Nunca imaginé que él se sintiera tan solo como
yo.
Lo supe cuando mencionaba su nombre como si
fuera algo casual y yo me hacía la que no sabía que esa persona era su amante,
también.
Que ya me lo habían dicho porque a pueblo chico
infierno grande, que ya sabía dónde vivía y que cada vez que pasaba por su casa
volteaba a ver si estaba su auto, ni siquiera eran celos, era morbo.
Cuando lo supe no sentí nada, o mejor dicho, lo
sentí todo. Me dio pena, porque al igual que a mí, había cosas que les impedían
estar juntos y así como yo, cuando uno no puede tener lo que quiere, se busca
algo para entretenerse. Yo estaba muy consiente que él era un placebo
emocional, que estaba tapando el sol con un dedo y usaba su “amor” genérico
porque no podía con el de patente. Pero hasta ese día entendí que yo también
fungía la misma función.
Lo empecé besando sin ganas, jugando con su
cuello, mordiéndole los dedos, mientras él me desabrochaba la blusa y sostenía
mis senos.
Eliminé cada uno de los botones de su camisa
hasta llegar a su cinturón y voltee la cara a la suya. Me vi en sus ojos y lo
vi a través de los míos, ya no era el morbo, ni el deseo, ni siquiera el cariño
que nos llegamos a tener, si es que así se le puede llamar. Lo que pasaba ahí
estaba sucediendo por el simple hecho de que podía suceder, porque ambos
sabíamos que cuando todo estaba mal siempre estaba ese hombro amigo donde
refugiarnos, lo único diferente era que en lugar de agarrarnos a llorar por las
injusticias, nos acostábamos. Era casi casi una plática casual. Era la
intimidad de sentirse menos mal, aunque fuera por un ratito, de recuperar algo
de confianza, de reafirmar que todo está mal, que nos lleva la señora chingada,
que no podemos solucionarlo, pero que por lo menos no hemos podido perder la
gracia de querer coger.
Cuando leí el amor en tiempos del cólera y veía
que Florentino Ariza se acostaba con muchas mujeres y algunas de ellas
terminaron siendo más sus amigas que sus amantes no lo entendí. Hasta ese día,
que después de usarnos mutuamente y sentirnos vacíos, en todos los sentidos
posibles, con el cuerpo dolido y el cabello hecho nudos, me encontré buscando
un pecho donde descansar, le tome el brazo y lo apoyé en mi nuca, a él no le
gustaba acurrucarse y yo lo hacía por costumbre nostálgica de sentirme querida.
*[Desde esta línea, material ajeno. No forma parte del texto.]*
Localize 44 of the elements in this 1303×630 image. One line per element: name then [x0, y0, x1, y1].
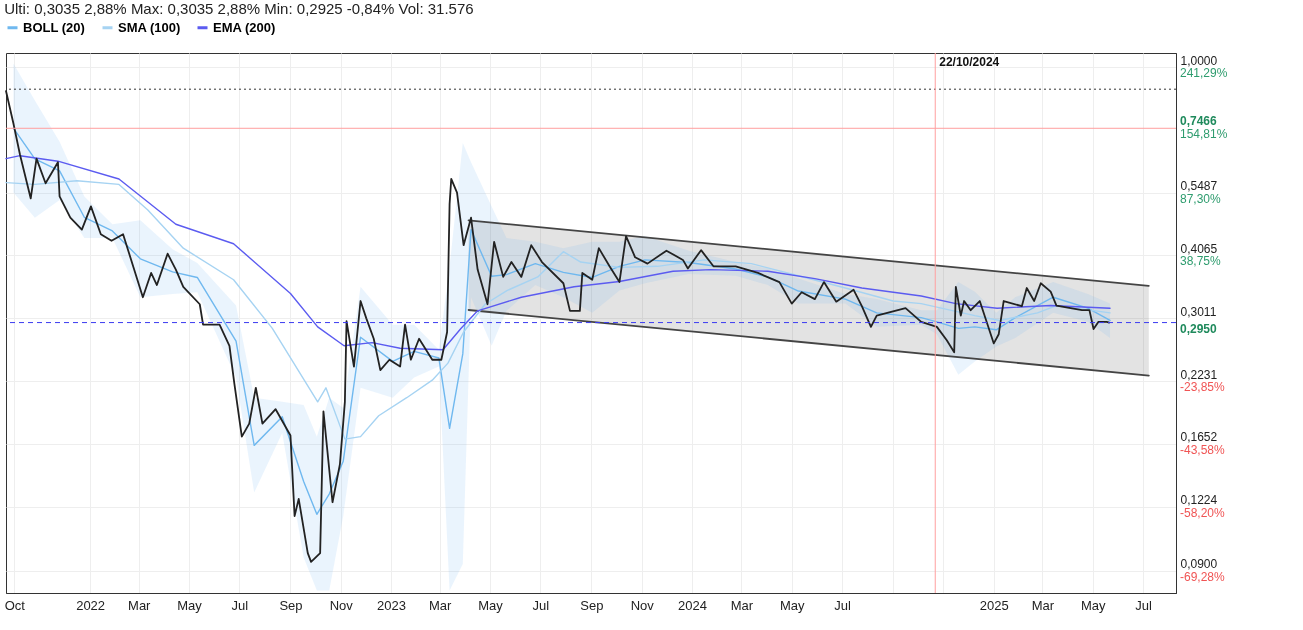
- x-tick-label: Oct: [4, 597, 26, 613]
- x-tick-label: Jul: [1135, 597, 1152, 613]
- x-tick-label: 2025: [979, 597, 1009, 613]
- text: 87,30%: [1180, 191, 1222, 206]
- x-tick-label: May: [177, 597, 203, 613]
- chart-title: Ulti: 0,3035 2,88% Max: 0,3035 2,88% Min: 0,2925 -0,84% Vol: 31.576: [4, 0, 474, 17]
- ref-line-label: 22/10/2024: [939, 55, 1000, 69]
- x-tick-label: Sep: [279, 597, 303, 613]
- y-tick-label: 0,0900: [1180, 557, 1218, 572]
- x-tick-label: May: [478, 597, 504, 613]
- x-tick-label: Mar: [128, 597, 152, 613]
- y-tick-label: 0,3011: [1180, 304, 1217, 319]
- x-tick-label: Mar: [730, 597, 754, 613]
- legend-label: EMA (200): [213, 19, 276, 35]
- ref-line-label: 0,2950: [1180, 321, 1218, 336]
- y-tick-label: 0,1652: [1180, 430, 1218, 445]
- text: -23,85%: [1180, 380, 1226, 395]
- x-tick-label: Mar: [429, 597, 453, 613]
- ref-line-label: 0,7466: [1180, 114, 1218, 129]
- x-tick-label: Jul: [231, 597, 249, 613]
- text: 38,75%: [1180, 254, 1222, 269]
- x-tick-label: Mar: [1031, 597, 1055, 613]
- x-tick-label: May: [1080, 597, 1106, 613]
- y-tick-label: 0,2231: [1180, 367, 1218, 382]
- legend-label: BOLL (20): [23, 19, 85, 35]
- x-tick-label: Jul: [532, 597, 550, 613]
- y-tick-label: 1,0000: [1180, 53, 1218, 68]
- y-tick-label: 0,5487: [1180, 179, 1218, 194]
- x-tick-label: Sep: [580, 597, 604, 613]
- x-tick-label: 2024: [678, 597, 707, 613]
- text: 154,81%: [1180, 127, 1228, 142]
- x-tick-label: May: [779, 597, 806, 613]
- x-tick-label: Jul: [834, 597, 851, 613]
- x-tick-label: Nov: [329, 597, 354, 613]
- text: -43,58%: [1180, 442, 1226, 457]
- legend-label: SMA (100): [118, 19, 181, 35]
- x-tick-label: Nov: [630, 597, 655, 613]
- text: -58,20%: [1180, 505, 1226, 520]
- text: -69,28%: [1180, 569, 1226, 584]
- y-tick-label: 0,1224: [1180, 493, 1218, 508]
- x-tick-label: 2023: [377, 597, 407, 613]
- y-tick-label: 0,4065: [1180, 241, 1218, 256]
- text: 241,29%: [1180, 66, 1228, 81]
- x-tick-label: 2022: [76, 597, 106, 613]
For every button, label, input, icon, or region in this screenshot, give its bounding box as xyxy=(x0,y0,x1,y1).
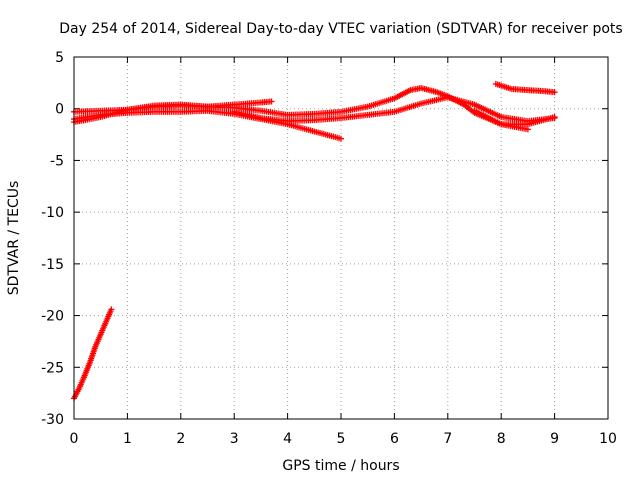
y-tick-label: 0 xyxy=(55,102,64,118)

Pasé mi dedo por su garganta y apoyé mi mejilla
en su pectoral. Le besé el esternón y suspiré. Este de aquí había sido un acto
de lástima, por nosotros mismos, solo por no dejar ir.
Y sentí en el fondo de mis vísceras que sería
el último. Porqué la próxima vez que se hizo un silencio largo entre ambos
terminé encontrándome el auto afuera de la casa de su otro amante, porque
cuando nos veíamos ya no íbamos a moteles baratos a quitarnos la ropa, si no
que nos sentábamos en lugares oscuros y lejanos a ver el cielo, a contarnos
cosas que no son importantes porque ninguno tenía el valor de ser totalmente honesto.
Qué curioso ¿no? Que de amigos a amantes fue algo tan brusco y grosero pero
regresar a quererlo como mi igual fue un proceso natural, sin esfuerzo, como
remar a favor de la corriente.
Ahora estábamos encausados y si algún día
llegara a pasar algo ambos sentíamos que el otro sabía que era solo la maña, el
quemar el cartucho de la posibilidad y que entre menos besos más abrazos.